Author 4 books129 followers
July 9, 2008
This is the best book I've read all year. I won it on EBAY for 5.99, and it's in immaculate condition.

I've always been fascinated with artwork that plays with language or incorporates language, from Brueghel's "Flemish Proverbs" to the conceptualist works of Kosuth, to what I consider the most fascinating language artist alive, the subject of this book.

Holzer's work is examined chronologically, and depicted in luscious photographs, from the seminal RISD stages where the artist was playing with abandoning art to a public forum (paintings Holzer created and left on a beach, arrangements of squares of bread left for pigeons in strange geometrical patterns) through her breakthrough with her TRUISMS (ex. "MONEY CREATES TASTE," "PLANNING FOR THE FUTURE IS ESCAPISM," "LACK OF CHARISMA CAN BE FATAL") through her more manifesto-like/shouting INFLAMMATORY ESSAYS, and onto her LIVING SERIES (where she moved towards poetic rather than aphoristic modes of expression) and beyond.

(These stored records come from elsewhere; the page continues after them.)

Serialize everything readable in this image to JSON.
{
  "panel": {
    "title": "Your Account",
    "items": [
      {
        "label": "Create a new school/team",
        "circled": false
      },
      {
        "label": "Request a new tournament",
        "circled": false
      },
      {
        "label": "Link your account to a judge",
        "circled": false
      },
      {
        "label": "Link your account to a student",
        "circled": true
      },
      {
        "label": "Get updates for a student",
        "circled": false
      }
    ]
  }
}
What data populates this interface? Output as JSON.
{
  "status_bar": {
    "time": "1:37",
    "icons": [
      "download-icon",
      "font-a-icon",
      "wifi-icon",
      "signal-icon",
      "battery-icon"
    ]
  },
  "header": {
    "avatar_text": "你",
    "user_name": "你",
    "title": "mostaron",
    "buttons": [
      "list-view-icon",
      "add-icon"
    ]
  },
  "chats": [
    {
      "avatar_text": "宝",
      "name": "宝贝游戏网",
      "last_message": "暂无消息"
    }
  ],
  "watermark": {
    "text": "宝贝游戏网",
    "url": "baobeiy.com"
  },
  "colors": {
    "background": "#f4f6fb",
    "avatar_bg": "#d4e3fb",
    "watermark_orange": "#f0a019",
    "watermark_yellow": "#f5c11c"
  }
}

The works are presented in many different languages and in many different countries (in TIMES SQUARE, on the JumboTron in San Francisco, on public buses, on trains in Germany, on walls of homes in other European cities). Artists have rarely even TRIED to make their work this public...I applaud the democratic, artistic mind that believes expression is something which can actually be done outside a gallery or a museum...and that the art object might be something which holds no real commodity value (many of these were just xeroxed messages on copier paper) but hold ideational and cultural value. I think of the Futurist painters in Russia hanging their paintings from trees on a suburban street, and I suppose some of the sixties conceptualists did move their work into a public forum, but this was rarely work that had the sort of direct engagement that Holzer's work asks of the reader/viewer, and these were still works of art with price tags attached.

It's great because you see many of these works photographed on New York City streets where they have been edited and commented upon by anyone with a pen or marker in their pocket...it's fascinating to see where people delete, where they underscore, and where they just plain tear the thing to shreds. All of this is beautiful engagement. This often gives the works a new serendipitious beauty, incidentally, especially when the works have been plastered up palimpsestically over scads of other posters for various concerts, lectures, public service messages, etc.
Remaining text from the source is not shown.